I stopped trying so hard at school, my passion for student council dwindled and I became exhausted. I gave up theater. My grades dropped. But, I pretended to be happy and started to act like the guys in my grade whom the upperclassmen seemed to respect more. Looking back on it, I was probably depressed and should’ve sought out help from my parents. But instead, I did nothing. To this day, those winter months of sixth grade are still some of the darkest moments of my life.

I was lucky and able to move past all that when they graduated. I started caring about the things I was passionate about again. I put more work in school and excelled in student council and theater because that’s what made me happy. I learned that happiness in doing what I love was more important than pleasing those eighth-grade bullies who made fun of me for being a little different.

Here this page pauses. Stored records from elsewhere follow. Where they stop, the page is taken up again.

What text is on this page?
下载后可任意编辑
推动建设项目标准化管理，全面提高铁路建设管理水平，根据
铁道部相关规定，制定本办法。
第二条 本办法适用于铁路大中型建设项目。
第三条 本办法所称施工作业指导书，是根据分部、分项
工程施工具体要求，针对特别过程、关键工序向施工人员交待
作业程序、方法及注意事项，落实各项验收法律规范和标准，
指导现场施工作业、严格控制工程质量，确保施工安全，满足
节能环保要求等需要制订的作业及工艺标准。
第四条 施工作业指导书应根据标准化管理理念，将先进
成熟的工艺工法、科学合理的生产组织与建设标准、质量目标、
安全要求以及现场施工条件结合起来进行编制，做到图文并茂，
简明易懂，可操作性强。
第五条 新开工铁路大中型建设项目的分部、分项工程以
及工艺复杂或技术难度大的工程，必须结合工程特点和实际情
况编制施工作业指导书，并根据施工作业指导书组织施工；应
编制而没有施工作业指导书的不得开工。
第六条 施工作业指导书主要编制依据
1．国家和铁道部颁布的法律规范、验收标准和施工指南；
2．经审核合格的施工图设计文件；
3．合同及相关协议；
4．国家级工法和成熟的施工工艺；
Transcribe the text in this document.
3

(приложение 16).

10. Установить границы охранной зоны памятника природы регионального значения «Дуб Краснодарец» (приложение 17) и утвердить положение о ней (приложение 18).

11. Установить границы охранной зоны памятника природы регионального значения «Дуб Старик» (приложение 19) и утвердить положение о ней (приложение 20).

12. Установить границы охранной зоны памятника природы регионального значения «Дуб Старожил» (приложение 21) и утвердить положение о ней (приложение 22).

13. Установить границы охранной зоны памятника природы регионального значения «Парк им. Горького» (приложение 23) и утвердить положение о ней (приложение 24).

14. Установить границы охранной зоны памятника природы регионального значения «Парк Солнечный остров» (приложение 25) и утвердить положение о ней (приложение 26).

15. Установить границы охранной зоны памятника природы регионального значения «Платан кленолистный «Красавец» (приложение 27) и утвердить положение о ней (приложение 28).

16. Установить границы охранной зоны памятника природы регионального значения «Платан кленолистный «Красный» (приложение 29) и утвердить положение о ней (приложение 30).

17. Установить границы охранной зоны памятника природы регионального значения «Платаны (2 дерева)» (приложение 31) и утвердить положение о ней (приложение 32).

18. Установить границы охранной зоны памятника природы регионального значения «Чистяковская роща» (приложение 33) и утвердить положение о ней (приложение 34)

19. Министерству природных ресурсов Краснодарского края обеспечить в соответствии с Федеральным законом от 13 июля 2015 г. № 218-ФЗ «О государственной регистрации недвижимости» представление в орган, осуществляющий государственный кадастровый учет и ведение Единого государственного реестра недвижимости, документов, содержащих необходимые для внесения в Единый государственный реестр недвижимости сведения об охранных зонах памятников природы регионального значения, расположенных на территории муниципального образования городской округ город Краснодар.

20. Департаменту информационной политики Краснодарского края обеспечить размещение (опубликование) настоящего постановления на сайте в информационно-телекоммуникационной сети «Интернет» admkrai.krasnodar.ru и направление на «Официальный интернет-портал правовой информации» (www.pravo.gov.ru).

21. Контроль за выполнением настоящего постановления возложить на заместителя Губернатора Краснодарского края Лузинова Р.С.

Now as a senior in high school, pursuing those activities, which to some may seem a little odd or atypical,  is what makes me who I am today. Trying hard is fun. You get rewarded for your efforts and if you’re passionate about it, why not try hard?

I don’t get those stomach pains anymore. In fact, throughout high school, I became an even more authentic version of myself. I learned to not care so much about what other people think of me. If it is making you happy, do it. Regardless of what others might say.

So to the St. Peter class of 2015: thank you. Thank you for making me a stronger person. Thank you for making me not care about what people thought about me or the activities I was passionate about. Because without the things I do, I wouldn’t be who I am today. And I’m pretty happy with that.